Ahora bien, reflexionando un poco, y habida cuenta de lo estrecha que fue aquella amistad, que los llevó a compartir en las más desesperadas situaciones, a pasar hambre pareja, a revisarse y comentarse los textos, a contarse las más hondas intimidades, a dormir en las mismas pensiones y hoteles, a apadrinarse los hijos, podríamos preguntarnos, no sin sorna: ¿quién imitó a quién?, porque no me vengan a decir que en una estrecha dialéctica como aquella no había intercambio de pareceres y de ideas, y hasta de humores, y es posible que entre ambos surgieran voces acompasadas, dichos y refranes, giros gramaticales y atavismos comunes, mucho más cuando se trataba de dos colombianos errantes por el mundo, que si bien procedían de regiones antagónicas (una fría y la otra ardiente), lo que los marcó definitivamente, en muchas circunstancias corrieron iguales destinos y peligros y abrazaron similares sueños: el Gabo ya llevaba en su cabeza el magma de Cien de años de soledad y tenía bastante adelantada una versión inicial de El otoño del patriarca, pero no hallaba el tono para narrarlas, no sabía cómo articularlas, mientras que Apuleyo Mendoza sufría porque también quería escribir, sentía que tenía mucho por contar, y el estar con el Gabo, cuya vida giraba en torno de la máquina de escribir y de sus historias, lo impregnaba de un halo literario del que era difícil escapar.

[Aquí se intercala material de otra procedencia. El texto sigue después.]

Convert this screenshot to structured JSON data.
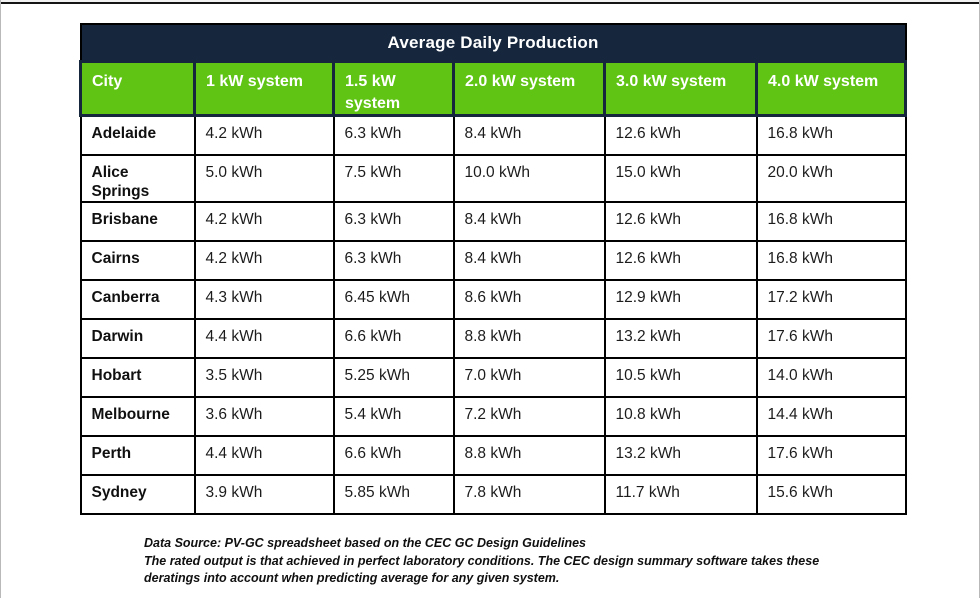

A pesar de lo estrecha que era aquella amistad, y que estuvo a prueba en las más complejas circunstancias, había una brecha entre ambos, y era el aspecto político e ideológico, porque si bien es cierto que ambos abrazaron a la revolución cubana y vivieron la exaltación de aquel pueblo, que salía de una cruenta dictadura para adentrarse en un proyecto supuestamente liberador, poco a poco se percataron de que aquello derivaba en una especie de régimen muy similar al vivido en los países de la Europa del Este, y aquel conocimiento no les llegaba por la vía de los teletipos (de las redacciones de los diarios en los que trabajaban), sino que ellos mismos emprendieron un largo viaje por dichas naciones, y pudieron vivir de cerca la realidad. Y si a esto se aúna el famoso caso del poeta Padilla, apresado por el régimen cubano, que marcó un antes y un después en la visión romántica que muchos de los escritores tenían de la revolución, entre ellos Mario Vargas Llosa, Carlos Fuentes y Jorge Edward, quienes tomaron distancia; otros no lo hicieron, como fueron García Márquez y Julio Cortázar, quienes siguieron apostando a la revolución cubana hasta el final de sus días.

Por cierto, Apuleyo Mendoza jamás perdió el visor de la realidad, nunca estuvo obnubilado por el “encanto” de Fidel Castro, y su posición era crítica frente a los desmanes que se cometían, y que el resto aplaudía como algo necesario para blindar al proceso de las arremetidas de su más peligroso enemigo: los Estados Unidos. Ahora bien, el Gabo tampoco le firmó al régimen, y mucho menos al partido, un cheque en blanco, sino que estuvo atento y dispuesto a interceder a favor de los presos políticos, a terciar en medio de duras circunstancias, gracias a su cercanía con el poder. No obstante, había temas que en respeto a su hermandad preferían no tocar, sobre todo desde que Apuleyo Mendoza se atrevió a firmar por el Gabo la carta que algunos escritores le remitieron a Fidel en defensa del poeta Padilla, y cuya firma el Gabo no tardó en echar para atrás, dejando muy mal parado a su buen amigo y compadre.